In 2003, faced with what the American Medical Association was calling a “crisis” of doctors fleeing the state due to an overabundance of “frivolous” malpractice suits, the Florida legislature ruled to cap noneconomic damages at $500,000 in most cases and $1 million in death. Since then, these caps have demonstrably failed at changing the doctor situation in Florida. But more importantly, they have limited the ability of victims and their families to access the state courts as a means of redressing injuries.
Now, the Florida Supreme Court will finally hear a case that will challenge the constitutionality of noneconomic damage caps in the state. The case is Estate of McCall v. U.S., which involves the 2006 death of Michelle McCall in the care of Air Force hospital personnel. Upon developing preeclampsia during pregnancy, McCall was induced and gave birth to a healthy little boy, but later died after having internal bleeding when caregivers neglected to monitor her blood pressure.

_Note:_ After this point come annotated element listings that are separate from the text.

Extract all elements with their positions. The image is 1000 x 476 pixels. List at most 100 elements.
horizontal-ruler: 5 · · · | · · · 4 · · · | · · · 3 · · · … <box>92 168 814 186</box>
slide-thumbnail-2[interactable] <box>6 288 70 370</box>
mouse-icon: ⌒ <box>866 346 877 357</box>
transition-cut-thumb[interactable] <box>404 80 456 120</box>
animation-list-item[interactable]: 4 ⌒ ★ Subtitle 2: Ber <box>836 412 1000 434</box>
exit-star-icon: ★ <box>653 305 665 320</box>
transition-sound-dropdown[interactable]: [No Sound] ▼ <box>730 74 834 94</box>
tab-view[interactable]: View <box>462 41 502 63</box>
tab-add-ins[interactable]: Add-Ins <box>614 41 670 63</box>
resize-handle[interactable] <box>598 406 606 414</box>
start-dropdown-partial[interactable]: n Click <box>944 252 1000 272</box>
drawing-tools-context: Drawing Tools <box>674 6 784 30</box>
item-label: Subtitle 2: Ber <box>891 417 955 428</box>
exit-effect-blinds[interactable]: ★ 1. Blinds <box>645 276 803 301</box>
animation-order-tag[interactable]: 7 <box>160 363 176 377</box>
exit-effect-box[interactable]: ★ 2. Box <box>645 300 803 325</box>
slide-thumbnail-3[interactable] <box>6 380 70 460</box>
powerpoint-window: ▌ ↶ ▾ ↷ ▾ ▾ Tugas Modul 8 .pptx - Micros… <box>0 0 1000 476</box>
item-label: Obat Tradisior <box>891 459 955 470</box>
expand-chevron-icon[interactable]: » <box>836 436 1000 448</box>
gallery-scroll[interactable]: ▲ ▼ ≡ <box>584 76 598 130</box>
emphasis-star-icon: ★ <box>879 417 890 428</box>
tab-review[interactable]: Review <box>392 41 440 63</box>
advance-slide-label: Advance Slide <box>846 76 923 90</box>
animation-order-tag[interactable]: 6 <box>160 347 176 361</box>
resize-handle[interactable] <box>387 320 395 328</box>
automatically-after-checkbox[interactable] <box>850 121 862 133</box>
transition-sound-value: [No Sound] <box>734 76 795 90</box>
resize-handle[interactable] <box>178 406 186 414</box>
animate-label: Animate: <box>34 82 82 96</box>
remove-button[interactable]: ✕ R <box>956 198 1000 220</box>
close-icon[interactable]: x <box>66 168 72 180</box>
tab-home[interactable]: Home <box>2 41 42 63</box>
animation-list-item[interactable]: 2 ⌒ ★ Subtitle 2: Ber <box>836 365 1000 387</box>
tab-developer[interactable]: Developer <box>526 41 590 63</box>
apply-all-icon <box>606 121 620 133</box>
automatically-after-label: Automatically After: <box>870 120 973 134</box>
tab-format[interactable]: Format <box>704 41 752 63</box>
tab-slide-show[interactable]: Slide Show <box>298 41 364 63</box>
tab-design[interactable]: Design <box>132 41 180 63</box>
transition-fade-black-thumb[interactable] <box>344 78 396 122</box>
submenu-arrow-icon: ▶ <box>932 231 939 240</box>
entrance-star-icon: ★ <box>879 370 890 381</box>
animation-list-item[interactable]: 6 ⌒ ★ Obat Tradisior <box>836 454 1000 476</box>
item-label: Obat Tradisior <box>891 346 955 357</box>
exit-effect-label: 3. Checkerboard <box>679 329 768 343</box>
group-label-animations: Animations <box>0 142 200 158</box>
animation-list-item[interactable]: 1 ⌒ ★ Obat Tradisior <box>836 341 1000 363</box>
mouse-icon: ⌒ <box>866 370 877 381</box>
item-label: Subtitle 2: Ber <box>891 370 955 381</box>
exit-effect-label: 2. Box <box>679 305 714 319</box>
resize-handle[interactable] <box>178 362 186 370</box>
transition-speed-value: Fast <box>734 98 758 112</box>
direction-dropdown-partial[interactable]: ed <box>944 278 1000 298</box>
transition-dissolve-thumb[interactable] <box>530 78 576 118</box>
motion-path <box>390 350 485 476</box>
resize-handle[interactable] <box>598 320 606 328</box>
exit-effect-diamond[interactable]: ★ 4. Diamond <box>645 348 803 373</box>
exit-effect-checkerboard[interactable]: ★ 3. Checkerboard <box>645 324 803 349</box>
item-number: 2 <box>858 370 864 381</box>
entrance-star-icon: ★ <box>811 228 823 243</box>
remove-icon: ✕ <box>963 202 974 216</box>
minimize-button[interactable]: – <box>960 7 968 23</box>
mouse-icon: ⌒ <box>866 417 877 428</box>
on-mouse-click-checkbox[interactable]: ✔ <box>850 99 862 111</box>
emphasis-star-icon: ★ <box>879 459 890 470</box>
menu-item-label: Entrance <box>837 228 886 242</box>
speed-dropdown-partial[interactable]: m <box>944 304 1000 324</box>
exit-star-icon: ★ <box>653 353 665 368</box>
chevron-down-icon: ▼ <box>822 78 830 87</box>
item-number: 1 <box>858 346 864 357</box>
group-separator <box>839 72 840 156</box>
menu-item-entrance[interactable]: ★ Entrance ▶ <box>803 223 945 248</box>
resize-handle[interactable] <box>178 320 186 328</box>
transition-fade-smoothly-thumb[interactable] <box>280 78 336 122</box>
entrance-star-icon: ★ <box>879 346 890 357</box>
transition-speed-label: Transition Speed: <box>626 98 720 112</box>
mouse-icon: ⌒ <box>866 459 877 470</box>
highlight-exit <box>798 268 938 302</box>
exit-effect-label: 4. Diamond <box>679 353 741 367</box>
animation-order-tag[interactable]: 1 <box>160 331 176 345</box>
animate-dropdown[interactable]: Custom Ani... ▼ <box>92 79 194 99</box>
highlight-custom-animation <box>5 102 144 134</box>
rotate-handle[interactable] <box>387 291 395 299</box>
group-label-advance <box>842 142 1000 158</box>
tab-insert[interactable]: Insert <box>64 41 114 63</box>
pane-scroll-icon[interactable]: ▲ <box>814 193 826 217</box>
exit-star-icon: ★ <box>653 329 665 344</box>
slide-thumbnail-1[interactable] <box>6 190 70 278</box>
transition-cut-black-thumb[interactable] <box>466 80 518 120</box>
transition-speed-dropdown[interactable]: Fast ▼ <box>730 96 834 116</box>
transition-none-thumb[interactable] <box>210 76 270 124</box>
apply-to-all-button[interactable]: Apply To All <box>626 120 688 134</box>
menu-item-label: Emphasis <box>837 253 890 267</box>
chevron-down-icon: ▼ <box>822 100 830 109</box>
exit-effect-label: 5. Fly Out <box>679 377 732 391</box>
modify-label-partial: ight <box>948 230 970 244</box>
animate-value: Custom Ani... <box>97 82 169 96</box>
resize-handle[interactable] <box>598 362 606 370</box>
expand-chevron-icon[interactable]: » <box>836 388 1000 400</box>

In 2007, McCall’s estate, her parents, her son, and her son’s father filed suit against the United States for the medical negligence that had caused her death. The federal judge found in favor of the family, and determined an appropriate award of almost $3 million–$2 million of which was in noneconomic damages. $500,000 of this was to go to McCall’s baby son, for the loss of his mother whom he would never know; $750,000 was to go to each of McCall’s parents for the pain and suffering caused by the loss of their daughter. Of course, the state caps forced the judge to drastically reduce the amount he had determined should go to the family; this decision was appealed, and now the case is headed to the Florida Supreme Court.
The outcome of this case will no doubt be vital to the future of Americans’ access to the courts, not only in Florida but everywhere there are damage caps. These caps aren’t in the best interest of 99% of Americans; it would be very satisfying to see them ruled unconstitutional.